Reading news of Breonna Taylor, George Floyd, and Elijah McClain, I came across a sentiment that gave me chills: On the Impossibility of Freedom in a Country Founded on Slavery and Genocide.

How perfectly it captured the need for Black Lives Matter, as well as the violent and inane fight against it. I passed on the phrase to a close friend who magnanimously replied “Oh yeah, Dread Scott.”

Turns out Dread Scott is a “revolutionary artist” who I need to know a lot more about. The sentence On the Impossibility of Freedom in a Country Founded on Slavery and Genocide is also the name of a 2014 performance piece he did in response to the murder of Michael Brown.

This is the rare performance whose images seem as impactful as being there.

Documentation of On the Impossibility of Freedom in a Country Founded on Genocide and Slavery, a performance by Dread Scott, 2014.
Documentation of On the Impossibility of Freedom in a Country Founded on Genocide and Slavery, a performance by Dread Scott, 2014. Produced by More Art.
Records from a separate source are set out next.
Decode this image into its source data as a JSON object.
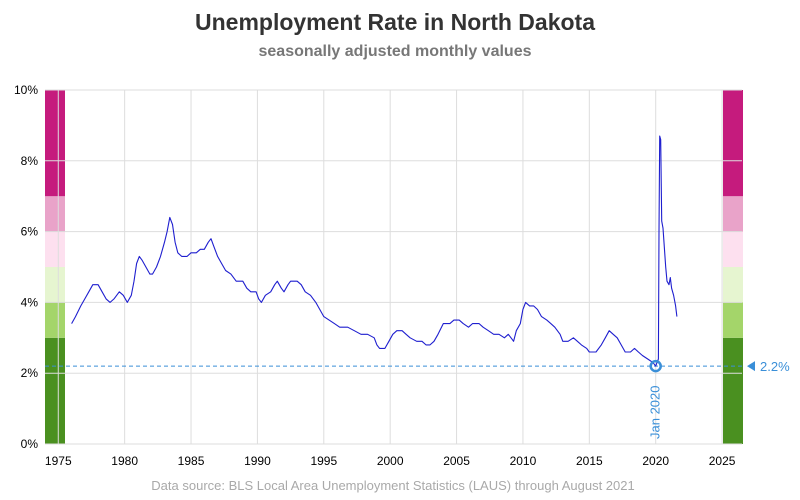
{
  "chart_data": {
    "type": "line",
    "title": "Unemployment Rate in North Dakota",
    "subtitle": "seasonally adjusted monthly values",
    "source": "Data source: BLS Local Area Unemployment Statistics (LAUS) through August 2021",
    "x_ticks": [
      "1975",
      "1980",
      "1985",
      "1990",
      "1995",
      "2000",
      "2005",
      "2010",
      "2015",
      "2020",
      "2025"
    ],
    "y_ticks": [
      "0%",
      "2%",
      "4%",
      "6%",
      "8%",
      "10%"
    ],
    "xlim": [
      1974,
      2026.5
    ],
    "ylim": [
      0,
      10
    ],
    "grid": true,
    "line_color": "#1f1fcf",
    "reference": {
      "label": "Jan 2020",
      "x": 2020.0,
      "y": 2.2,
      "value_label": "2.2%",
      "color": "#3a8fd8"
    },
    "color_bands": [
      {
        "from": 0,
        "to": 3,
        "color": "#4a9020"
      },
      {
        "from": 3,
        "to": 4,
        "color": "#a4d56a"
      },
      {
        "from": 4,
        "to": 5,
        "color": "#e6f5d0"
      },
      {
        "from": 5,
        "to": 6,
        "color": "#fde0ef"
      },
      {
        "from": 6,
        "to": 7,
        "color": "#e9a3c9"
      },
      {
        "from": 7,
        "to": 10,
        "color": "#c51b7d"
      }
    ],
    "series": [
      {
        "points": [
          [
            1976.0,
            3.4
          ],
          [
            1976.3,
            3.6
          ],
          [
            1976.7,
            3.9
          ],
          [
            1977.0,
            4.1
          ],
          [
            1977.3,
            4.3
          ],
          [
            1977.6,
            4.5
          ],
          [
            1978.0,
            4.5
          ],
          [
            1978.3,
            4.3
          ],
          [
            1978.6,
            4.1
          ],
          [
            1978.9,
            4.0
          ],
          [
            1979.2,
            4.1
          ],
          [
            1979.6,
            4.3
          ],
          [
            1979.9,
            4.2
          ],
          [
            1980.2,
            4.0
          ],
          [
            1980.5,
            4.2
          ],
          [
            1980.7,
            4.6
          ],
          [
            1980.9,
            5.1
          ],
          [
            1981.1,
            5.3
          ],
          [
            1981.3,
            5.2
          ],
          [
            1981.6,
            5.0
          ],
          [
            1981.9,
            4.8
          ],
          [
            1982.1,
            4.8
          ],
          [
            1982.4,
            5.0
          ],
          [
            1982.7,
            5.3
          ],
          [
            1983.0,
            5.7
          ],
          [
            1983.2,
            6.0
          ],
          [
            1983.4,
            6.4
          ],
          [
            1983.6,
            6.2
          ],
          [
            1983.8,
            5.7
          ],
          [
            1984.0,
            5.4
          ],
          [
            1984.3,
            5.3
          ],
          [
            1984.7,
            5.3
          ],
          [
            1985.0,
            5.4
          ],
          [
            1985.4,
            5.4
          ],
          [
            1985.7,
            5.5
          ],
          [
            1986.0,
            5.5
          ],
          [
            1986.3,
            5.7
          ],
          [
            1986.5,
            5.8
          ],
          [
            1986.7,
            5.6
          ],
          [
            1987.0,
            5.3
          ],
          [
            1987.3,
            5.1
          ],
          [
            1987.6,
            4.9
          ],
          [
            1988.0,
            4.8
          ],
          [
            1988.4,
            4.6
          ],
          [
            1988.9,
            4.6
          ],
          [
            1989.2,
            4.4
          ],
          [
            1989.5,
            4.3
          ],
          [
            1989.9,
            4.3
          ],
          [
            1990.1,
            4.1
          ],
          [
            1990.3,
            4.0
          ],
          [
            1990.6,
            4.2
          ],
          [
            1991.0,
            4.3
          ],
          [
            1991.3,
            4.5
          ],
          [
            1991.5,
            4.6
          ],
          [
            1991.8,
            4.4
          ],
          [
            1992.0,
            4.3
          ],
          [
            1992.3,
            4.5
          ],
          [
            1992.5,
            4.6
          ],
          [
            1993.0,
            4.6
          ],
          [
            1993.3,
            4.5
          ],
          [
            1993.6,
            4.3
          ],
          [
            1994.0,
            4.2
          ],
          [
            1994.4,
            4.0
          ],
          [
            1994.7,
            3.8
          ],
          [
            1995.0,
            3.6
          ],
          [
            1995.4,
            3.5
          ],
          [
            1995.8,
            3.4
          ],
          [
            1996.2,
            3.3
          ],
          [
            1996.8,
            3.3
          ],
          [
            1997.3,
            3.2
          ],
          [
            1997.8,
            3.1
          ],
          [
            1998.3,
            3.1
          ],
          [
            1998.8,
            3.0
          ],
          [
            1999.0,
            2.8
          ],
          [
            1999.2,
            2.7
          ],
          [
            1999.6,
            2.7
          ],
          [
            1999.9,
            2.9
          ],
          [
            2000.2,
            3.1
          ],
          [
            2000.5,
            3.2
          ],
          [
            2000.9,
            3.2
          ],
          [
            2001.2,
            3.1
          ],
          [
            2001.5,
            3.0
          ],
          [
            2002.0,
            2.9
          ],
          [
            2002.4,
            2.9
          ],
          [
            2002.7,
            2.8
          ],
          [
            2003.0,
            2.8
          ],
          [
            2003.3,
            2.9
          ],
          [
            2003.6,
            3.1
          ],
          [
            2004.0,
            3.4
          ],
          [
            2004.5,
            3.4
          ],
          [
            2004.8,
            3.5
          ],
          [
            2005.2,
            3.5
          ],
          [
            2005.5,
            3.4
          ],
          [
            2005.9,
            3.3
          ],
          [
            2006.2,
            3.4
          ],
          [
            2006.7,
            3.4
          ],
          [
            2007.0,
            3.3
          ],
          [
            2007.4,
            3.2
          ],
          [
            2007.8,
            3.1
          ],
          [
            2008.2,
            3.1
          ],
          [
            2008.6,
            3.0
          ],
          [
            2008.9,
            3.1
          ],
          [
            2009.1,
            3.0
          ],
          [
            2009.3,
            2.9
          ],
          [
            2009.5,
            3.2
          ],
          [
            2009.8,
            3.4
          ],
          [
            2010.0,
            3.8
          ],
          [
            2010.2,
            4.0
          ],
          [
            2010.5,
            3.9
          ],
          [
            2010.8,
            3.9
          ],
          [
            2011.1,
            3.8
          ],
          [
            2011.4,
            3.6
          ],
          [
            2011.8,
            3.5
          ],
          [
            2012.1,
            3.4
          ],
          [
            2012.4,
            3.3
          ],
          [
            2012.8,
            3.1
          ],
          [
            2013.0,
            2.9
          ],
          [
            2013.4,
            2.9
          ],
          [
            2013.8,
            3.0
          ],
          [
            2014.1,
            2.9
          ],
          [
            2014.4,
            2.8
          ],
          [
            2014.8,
            2.7
          ],
          [
            2015.0,
            2.6
          ],
          [
            2015.5,
            2.6
          ],
          [
            2015.9,
            2.8
          ],
          [
            2016.2,
            3.0
          ],
          [
            2016.5,
            3.2
          ],
          [
            2016.8,
            3.1
          ],
          [
            2017.1,
            3.0
          ],
          [
            2017.4,
            2.8
          ],
          [
            2017.7,
            2.6
          ],
          [
            2018.1,
            2.6
          ],
          [
            2018.4,
            2.7
          ],
          [
            2018.7,
            2.6
          ],
          [
            2019.0,
            2.5
          ],
          [
            2019.4,
            2.4
          ],
          [
            2019.8,
            2.3
          ],
          [
            2020.0,
            2.2
          ],
          [
            2020.1,
            2.3
          ],
          [
            2020.2,
            2.4
          ],
          [
            2020.25,
            6.0
          ],
          [
            2020.3,
            8.7
          ],
          [
            2020.38,
            8.6
          ],
          [
            2020.45,
            6.3
          ],
          [
            2020.55,
            6.1
          ],
          [
            2020.75,
            5.0
          ],
          [
            2020.85,
            4.6
          ],
          [
            2021.0,
            4.5
          ],
          [
            2021.1,
            4.7
          ],
          [
            2021.2,
            4.4
          ],
          [
            2021.35,
            4.2
          ],
          [
            2021.5,
            3.9
          ],
          [
            2021.6,
            3.6
          ]
        ]
      }
    ]
  }
}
Photography by Mark Von Holden Photography (c) Dread Scott
Documentation of On the Impossibility of Freedom in a Country Founded on Genocide and Slavery, a performance by Dread Scott, 2014. Photographed by Mark Von Holden
Dread Scott, On the Impossibility of Freedom in a Country Founded on Slavery and Genocide, performance still 2, 2014. Courtesy of the artist. Photograph: Mark Von Holden Photography. Project produced by More Art

Scott adumbrates the performance on his website:

In the performance, I made a Sisyphean attempt to walk forward while repeatedly battered and occasionally knocked down by a water jet from a fire hose.  The performance references this history as a metaphor for a larger struggle for freedom and had inescapable references to present day struggles against racism, most recently witnessed on the streets of Ferguson, MO in response to the police murder of Michael Brown.